Auteur: Anne-marie Verbruggen, Europees Specialist Veterinaire Oogheelkunde
Een paar maanden geleden werd ik benaderd door een eigenaar voor een second opinion over de ogen van zijn paard. Tijdens de aankoopkeuring constateerde de dierenarts afwijkingen in het linker oog, die potentieel het zichtvermogen van de patiënt negatief zouden kunnen beïnvloeden.
De eigenaar had nooit een afwijkend gedrag gemerkt bij zijn paard passend bij een vermindering van zicht. Tijdens het onderzoek kwamen twee vragen op.
- Als een paard geen zichtbare afwijkingen vertoont aan de ogen (vermindering van zicht, verandering van aspect van het oog, pijn), welke onderzoeken moeten dan deel uitmaken van een oogonderzoek door de keuringsarts?
- Als een paard oogafwijkingen heeft, in hoeverre zijn deze van invloed op het leven en functie van het paard.
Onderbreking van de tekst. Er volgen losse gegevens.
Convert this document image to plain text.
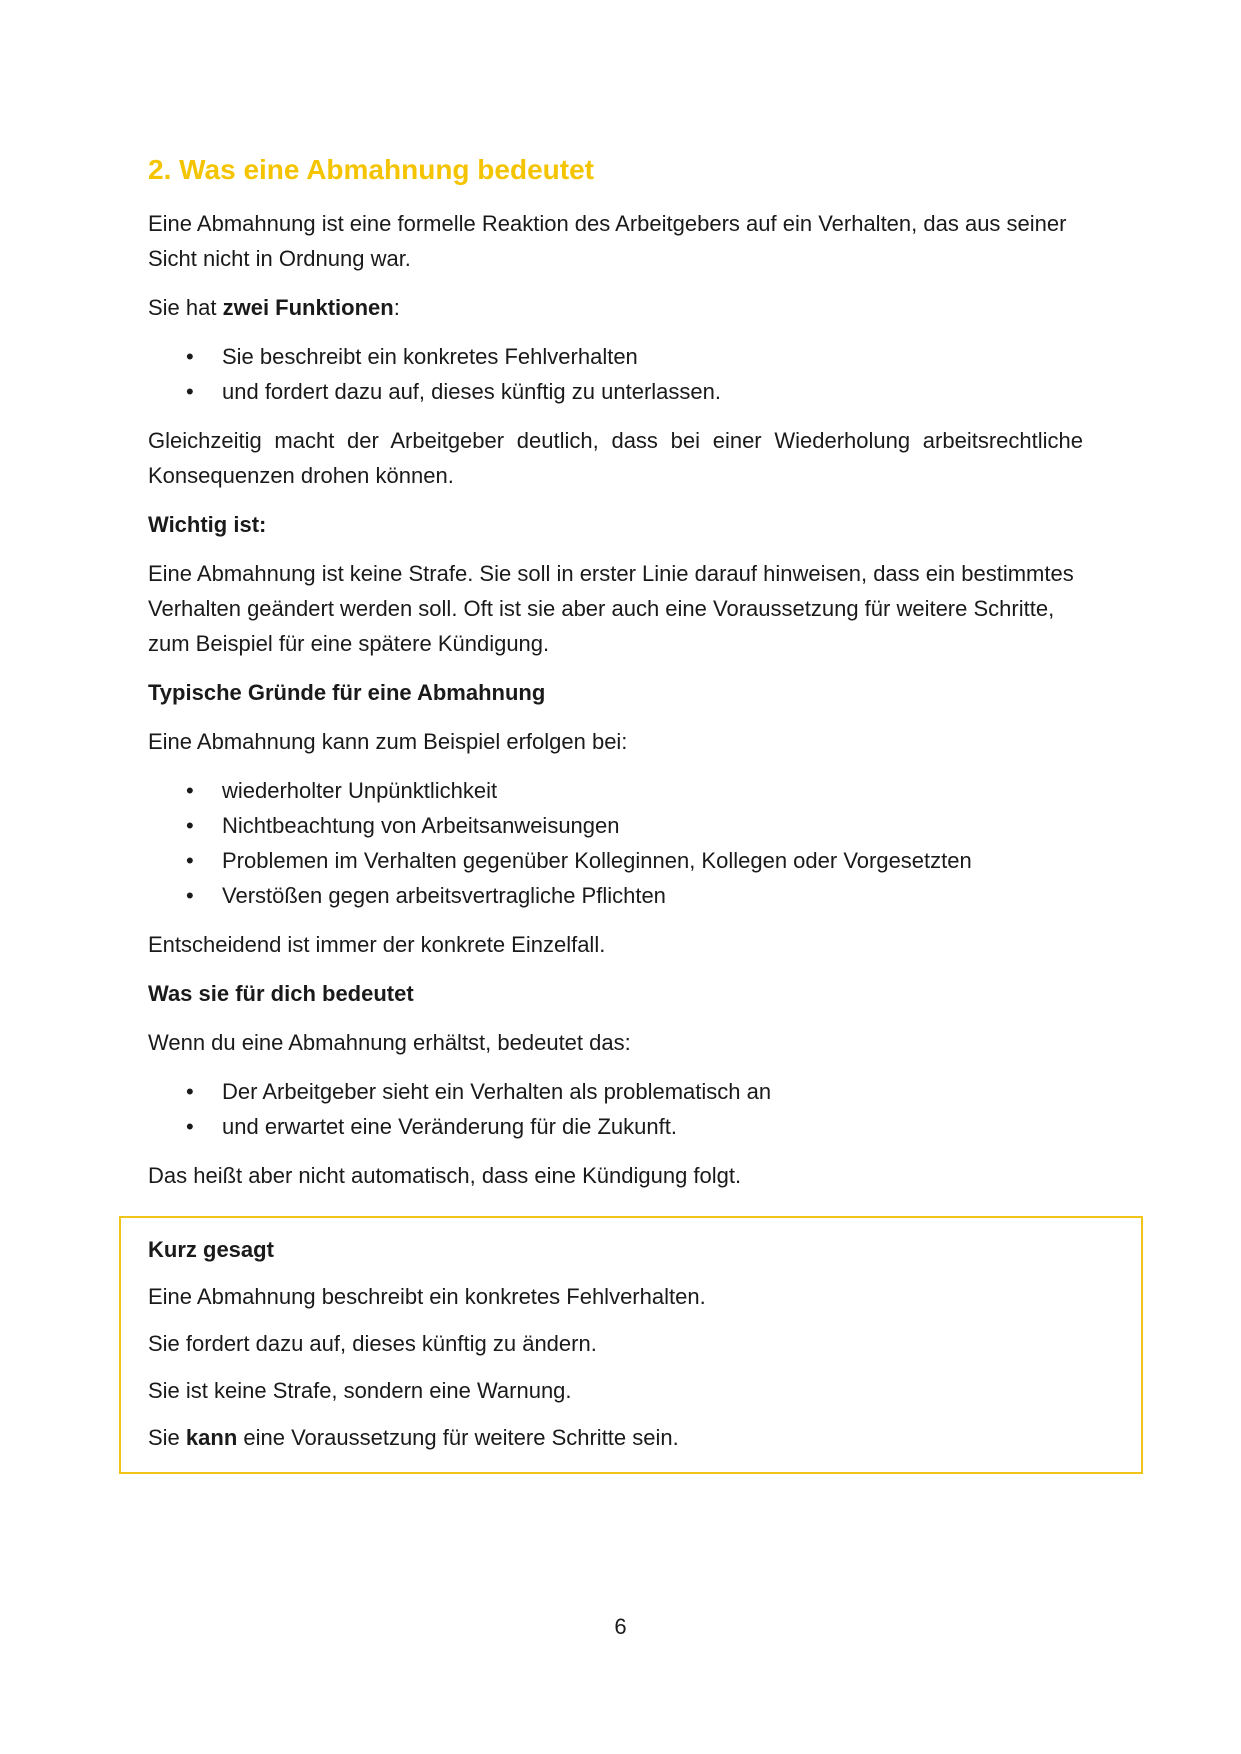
2. Was eine Abmahnung bedeutet

Eine Abmahnung ist eine formelle Reaktion des Arbeitgebers auf ein Verhalten, das aus seiner Sicht nicht in Ordnung war.

Sie hat zwei Funktionen:

• Sie beschreibt ein konkretes Fehlverhalten
• und fordert dazu auf, dieses künftig zu unterlassen.

Gleichzeitig macht der Arbeitgeber deutlich, dass bei einer Wiederholung arbeitsrechtliche Konsequenzen drohen können.

Wichtig ist:

Eine Abmahnung ist keine Strafe. Sie soll in erster Linie darauf hinweisen, dass ein bestimmtes Verhalten geändert werden soll. Oft ist sie aber auch eine Voraussetzung für weitere Schritte, zum Beispiel für eine spätere Kündigung.

Typische Gründe für eine Abmahnung

Eine Abmahnung kann zum Beispiel erfolgen bei:

• wiederholter Unpünktlichkeit
• Nichtbeachtung von Arbeitsanweisungen
• Problemen im Verhalten gegenüber Kolleginnen, Kollegen oder Vorgesetzten
• Verstößen gegen arbeitsvertragliche Pflichten

Entscheidend ist immer der konkrete Einzelfall.

Was sie für dich bedeutet

Wenn du eine Abmahnung erhältst, bedeutet das:

• Der Arbeitgeber sieht ein Verhalten als problematisch an
• und erwartet eine Veränderung für die Zukunft.

Das heißt aber nicht automatisch, dass eine Kündigung folgt.

Kurz gesagt

Eine Abmahnung beschreibt ein konkretes Fehlverhalten.

Sie fordert dazu auf, dieses künftig zu ändern.

Sie ist keine Strafe, sondern eine Warnung.

Sie kann eine Voraussetzung für weitere Schritte sein.

6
Hoe verloopt een oogonderzoek?
Het eerste deel van het oogonderzoek begint al bij het uitladen van het paard en het binnenkomen in een (onbekende) onderzoeksruimte. Het gedrag en de stand van de ogen en oren moeten in de gaten gehouden worden. Wanneer het paard in de onderzoeksruimte is, ga ik voor mijn patiënt staan. Liggen beide ogen gelijk in de oogkassen? Bewegen ze symmetrisch? Hoe staan de wimpers van de bovenste oogleden? Is er sprake van uitvloeiing? Verschillende reflexen worden getest, zoals de reactie van het oog op een dreigbeweging, verbindingsreflex en de pupilreactie. Helaas zijn deze testen, zeker bij paarden niet echt betrouwbaar en zullen geen uitsluitsel geven van het zicht.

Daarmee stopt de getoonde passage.